Estaba sentada en el extremo delantero del tren, mirando
en el sentido contrario a la marcha, de modo que pudiera ver
a todos los presentes en su vagón sin que pareciera estar
espiándolos. Los dos jóvenes que acababan de entrar se
mecieron al dejar el tren el Empalme Sedim y se sentaron.
Vestían de forma sencilla pero adecuada, lo que los marcaba
como la mayoría de aquellos que viajaban a la Perrera.
Derkhan los reconoció como misioneros verulinos,
estudiantes de la universidad de Prado del Señor,
descendiendo píos y santimoniosos hacia las profundidades
de la Perrera para elevar las almas de los pobres.
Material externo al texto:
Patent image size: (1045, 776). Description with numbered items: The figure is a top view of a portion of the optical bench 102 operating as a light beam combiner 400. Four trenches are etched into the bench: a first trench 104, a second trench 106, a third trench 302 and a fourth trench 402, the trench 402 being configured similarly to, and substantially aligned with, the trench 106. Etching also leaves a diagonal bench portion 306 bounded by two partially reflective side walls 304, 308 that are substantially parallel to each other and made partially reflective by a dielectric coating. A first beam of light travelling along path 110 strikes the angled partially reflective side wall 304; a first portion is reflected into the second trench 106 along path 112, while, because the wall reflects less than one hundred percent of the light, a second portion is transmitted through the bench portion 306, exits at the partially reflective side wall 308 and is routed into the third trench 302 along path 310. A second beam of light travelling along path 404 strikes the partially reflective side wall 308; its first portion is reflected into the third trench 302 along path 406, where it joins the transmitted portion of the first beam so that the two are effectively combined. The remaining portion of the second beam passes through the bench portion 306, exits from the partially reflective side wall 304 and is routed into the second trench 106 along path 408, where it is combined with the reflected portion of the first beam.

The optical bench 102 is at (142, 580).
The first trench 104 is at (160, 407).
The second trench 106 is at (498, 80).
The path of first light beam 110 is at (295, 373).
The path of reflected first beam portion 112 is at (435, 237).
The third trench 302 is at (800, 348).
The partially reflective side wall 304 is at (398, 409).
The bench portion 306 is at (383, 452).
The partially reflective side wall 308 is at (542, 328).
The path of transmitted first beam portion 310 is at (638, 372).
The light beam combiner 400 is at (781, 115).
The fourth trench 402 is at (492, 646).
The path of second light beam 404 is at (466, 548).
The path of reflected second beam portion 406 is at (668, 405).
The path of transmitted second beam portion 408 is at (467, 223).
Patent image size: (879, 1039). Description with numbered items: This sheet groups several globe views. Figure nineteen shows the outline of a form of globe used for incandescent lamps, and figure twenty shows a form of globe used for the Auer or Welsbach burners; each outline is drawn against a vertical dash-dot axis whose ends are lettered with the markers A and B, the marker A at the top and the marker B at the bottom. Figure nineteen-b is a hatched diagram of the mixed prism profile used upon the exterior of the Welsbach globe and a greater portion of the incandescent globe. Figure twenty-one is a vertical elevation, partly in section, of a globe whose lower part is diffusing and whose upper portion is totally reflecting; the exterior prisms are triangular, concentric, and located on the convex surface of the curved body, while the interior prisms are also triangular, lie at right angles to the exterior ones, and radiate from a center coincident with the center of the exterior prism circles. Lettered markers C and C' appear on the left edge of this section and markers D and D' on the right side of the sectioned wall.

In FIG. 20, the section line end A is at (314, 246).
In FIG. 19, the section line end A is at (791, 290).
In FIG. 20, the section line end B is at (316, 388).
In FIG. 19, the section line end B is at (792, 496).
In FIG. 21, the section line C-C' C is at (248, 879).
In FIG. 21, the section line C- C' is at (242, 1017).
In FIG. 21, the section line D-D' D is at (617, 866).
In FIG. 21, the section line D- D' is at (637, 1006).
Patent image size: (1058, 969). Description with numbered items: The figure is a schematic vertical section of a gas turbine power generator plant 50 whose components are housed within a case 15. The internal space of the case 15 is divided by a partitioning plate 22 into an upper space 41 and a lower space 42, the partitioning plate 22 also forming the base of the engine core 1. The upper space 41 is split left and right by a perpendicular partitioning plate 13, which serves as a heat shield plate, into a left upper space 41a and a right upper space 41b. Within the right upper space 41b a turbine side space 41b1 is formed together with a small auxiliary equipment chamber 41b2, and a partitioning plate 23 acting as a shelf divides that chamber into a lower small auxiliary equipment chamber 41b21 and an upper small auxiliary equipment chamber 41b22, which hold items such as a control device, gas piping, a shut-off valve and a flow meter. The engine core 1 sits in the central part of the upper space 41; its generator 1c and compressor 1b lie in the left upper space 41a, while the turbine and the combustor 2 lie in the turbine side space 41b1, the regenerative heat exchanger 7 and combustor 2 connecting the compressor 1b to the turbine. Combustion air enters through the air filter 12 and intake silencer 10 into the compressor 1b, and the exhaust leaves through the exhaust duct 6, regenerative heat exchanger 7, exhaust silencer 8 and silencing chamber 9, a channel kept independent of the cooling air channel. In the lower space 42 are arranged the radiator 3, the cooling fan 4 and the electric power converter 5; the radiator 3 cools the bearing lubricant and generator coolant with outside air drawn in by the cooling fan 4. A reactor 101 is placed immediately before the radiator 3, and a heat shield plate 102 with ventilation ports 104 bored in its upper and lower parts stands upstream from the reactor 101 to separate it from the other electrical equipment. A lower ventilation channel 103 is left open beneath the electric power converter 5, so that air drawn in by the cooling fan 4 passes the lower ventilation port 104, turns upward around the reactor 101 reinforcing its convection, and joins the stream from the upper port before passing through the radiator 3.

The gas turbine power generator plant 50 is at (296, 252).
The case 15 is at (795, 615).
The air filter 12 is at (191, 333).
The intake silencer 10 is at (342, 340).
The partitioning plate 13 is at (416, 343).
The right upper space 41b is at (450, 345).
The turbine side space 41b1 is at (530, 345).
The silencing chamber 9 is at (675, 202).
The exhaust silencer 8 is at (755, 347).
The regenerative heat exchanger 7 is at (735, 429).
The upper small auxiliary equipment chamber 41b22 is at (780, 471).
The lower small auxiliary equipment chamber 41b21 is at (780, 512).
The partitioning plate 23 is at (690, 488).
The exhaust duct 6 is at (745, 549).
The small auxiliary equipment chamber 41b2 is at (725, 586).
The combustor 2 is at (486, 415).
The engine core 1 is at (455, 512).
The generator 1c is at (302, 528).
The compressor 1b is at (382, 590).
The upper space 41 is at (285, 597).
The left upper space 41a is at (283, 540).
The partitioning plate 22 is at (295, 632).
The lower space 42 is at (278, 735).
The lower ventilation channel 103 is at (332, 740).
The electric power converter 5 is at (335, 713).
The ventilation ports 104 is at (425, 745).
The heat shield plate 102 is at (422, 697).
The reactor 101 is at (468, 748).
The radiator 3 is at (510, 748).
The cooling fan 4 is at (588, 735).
Se burló
mentalmente de ellos mientras sacaba un espejito.
Observando de nuevo para asegurarse de que nadie la
vigilara, examinó su rostro con ojo crítico. Se ajustó con
cuidado la peluca blanca y presionó la cicatriz de goma para
asegurarse de que estuviera fija. Se había vestido con sumo
cuidado. Ropas polvorientas y rasgadas, ninguna señal de
dinero para no atraer atenciones indeseables en la Perrera,
pero no tan cutre como para provocar el oprobio de los
viajeros en el Cuervo, donde había comenzado su viaje.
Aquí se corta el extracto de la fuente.